Die Prurigo nodularis hingegen ist eine weniger bekannte, ebenfalls chronische Hauterkrankung, die durch extrem starken Juckreiz und die Bildung harter, prall erhabener Knoten – die Prurigo-Knoten genannt werden – gekennzeichnet ist. Diese Knötchen treten häufig symmetrisch an Armen, Beinen und dem Rücken auf und verkrusten durch ständiges Kratzen. Der ständige Juckreiz führt zu einem „Juckreiz-Kratz-Zirkel“, der die Hautveränderungen weiter verschärft. Das geht mit einem hohen Leidensdruck der Betroffenen einher.
Die genaue Ursache von Prurigo nodularis ist noch nicht vollständig geklärt, aber neuroimmunologische Mechanismen spielen eine zentrale Rolle. Besonders wichtig ist die Überexpression von Nervenwachstumsfaktoren (NGF), die die Juckreizwahrnehmung verstärken und die Erkrankung aufrechterhalten. Prurigo nodularis tritt häufig als Begleiterkrankung bei systemischen Erkrankungen wie Diabetes mellitus, Niereninsuffizienz, Lebererkrankungen oder neurologischen Störungen auf und beginnt oft erst im Erwachsenenalter.
Die Zulassung von Nemluvio basiert auf den klinischen Studienprogrammen Arcadia und Olympia. Das Arcadia-Programm mit über 1700 Teilnehmenden untersuchte die Wirksamkeit und Sicherheit von Nemolizumab bei atopischer Dermatitis in Kombination mit topischen Corticosteroiden und Calcineurin-Inhibitoren. Nach 16 Wochen zeigte sich eine signifikante Verbesserung der Hautläsionen, des Juckreizes und der Schlafstörungen.

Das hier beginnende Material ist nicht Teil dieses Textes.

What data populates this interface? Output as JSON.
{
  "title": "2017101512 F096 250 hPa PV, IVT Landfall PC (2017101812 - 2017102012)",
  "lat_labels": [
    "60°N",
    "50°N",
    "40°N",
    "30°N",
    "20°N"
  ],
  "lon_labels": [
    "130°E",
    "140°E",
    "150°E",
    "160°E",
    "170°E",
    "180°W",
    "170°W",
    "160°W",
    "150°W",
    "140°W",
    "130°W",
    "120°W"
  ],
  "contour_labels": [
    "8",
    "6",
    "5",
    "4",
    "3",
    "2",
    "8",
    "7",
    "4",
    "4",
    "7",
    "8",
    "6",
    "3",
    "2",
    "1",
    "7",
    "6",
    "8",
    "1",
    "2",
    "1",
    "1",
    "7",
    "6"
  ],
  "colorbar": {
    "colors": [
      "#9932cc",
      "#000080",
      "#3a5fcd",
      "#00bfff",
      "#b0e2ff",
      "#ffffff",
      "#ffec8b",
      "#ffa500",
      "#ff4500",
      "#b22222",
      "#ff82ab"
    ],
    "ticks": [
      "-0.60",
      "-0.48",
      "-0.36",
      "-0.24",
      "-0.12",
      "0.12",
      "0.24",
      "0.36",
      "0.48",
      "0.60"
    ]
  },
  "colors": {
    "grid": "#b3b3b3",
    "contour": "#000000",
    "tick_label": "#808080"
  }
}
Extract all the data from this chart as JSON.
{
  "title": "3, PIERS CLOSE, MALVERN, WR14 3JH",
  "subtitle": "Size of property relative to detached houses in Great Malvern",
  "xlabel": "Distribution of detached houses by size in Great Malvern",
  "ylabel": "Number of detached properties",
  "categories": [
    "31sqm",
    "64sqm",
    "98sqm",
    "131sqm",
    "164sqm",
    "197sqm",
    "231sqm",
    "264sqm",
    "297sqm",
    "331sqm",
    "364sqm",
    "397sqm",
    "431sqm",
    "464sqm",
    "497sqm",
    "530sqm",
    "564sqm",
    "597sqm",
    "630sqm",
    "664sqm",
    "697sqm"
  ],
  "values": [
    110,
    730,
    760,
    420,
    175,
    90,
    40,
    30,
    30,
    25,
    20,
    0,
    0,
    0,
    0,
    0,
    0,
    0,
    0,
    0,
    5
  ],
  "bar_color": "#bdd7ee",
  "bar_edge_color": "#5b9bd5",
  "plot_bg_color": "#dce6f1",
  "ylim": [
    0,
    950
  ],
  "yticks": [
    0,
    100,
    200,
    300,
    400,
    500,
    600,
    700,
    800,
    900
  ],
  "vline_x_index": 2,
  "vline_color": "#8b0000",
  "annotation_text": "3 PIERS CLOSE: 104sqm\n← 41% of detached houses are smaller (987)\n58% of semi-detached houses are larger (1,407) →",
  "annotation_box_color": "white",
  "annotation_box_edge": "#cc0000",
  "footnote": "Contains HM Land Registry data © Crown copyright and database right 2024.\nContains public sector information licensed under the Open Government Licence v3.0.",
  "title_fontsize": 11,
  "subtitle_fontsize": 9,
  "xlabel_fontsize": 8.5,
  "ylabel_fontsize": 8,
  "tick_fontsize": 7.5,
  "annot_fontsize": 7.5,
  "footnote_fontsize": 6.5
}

Das Olympia-Programm mit 560 Teilnehmenden ist die bisher größte klinische Untersuchung zu Prurigo nodularis. In den Studien wurde die Nemolizumab-Monotherapie über 16 bis 24 Wochen mit Placebo verglichen. Die Behandlung führte zu einer deutlichen und raschen Linderung von Juckreiz und Hautausschlag. Zu den häufigsten Nebenwirkungen zählen Reaktionen an der Injektionsstelle und allergische Reaktionen. Bei Prurigo nodularis traten zudem Kopfschmerzen, Ekzeme und eine mögliche Verschlechterung von bestehendem Asthma auf.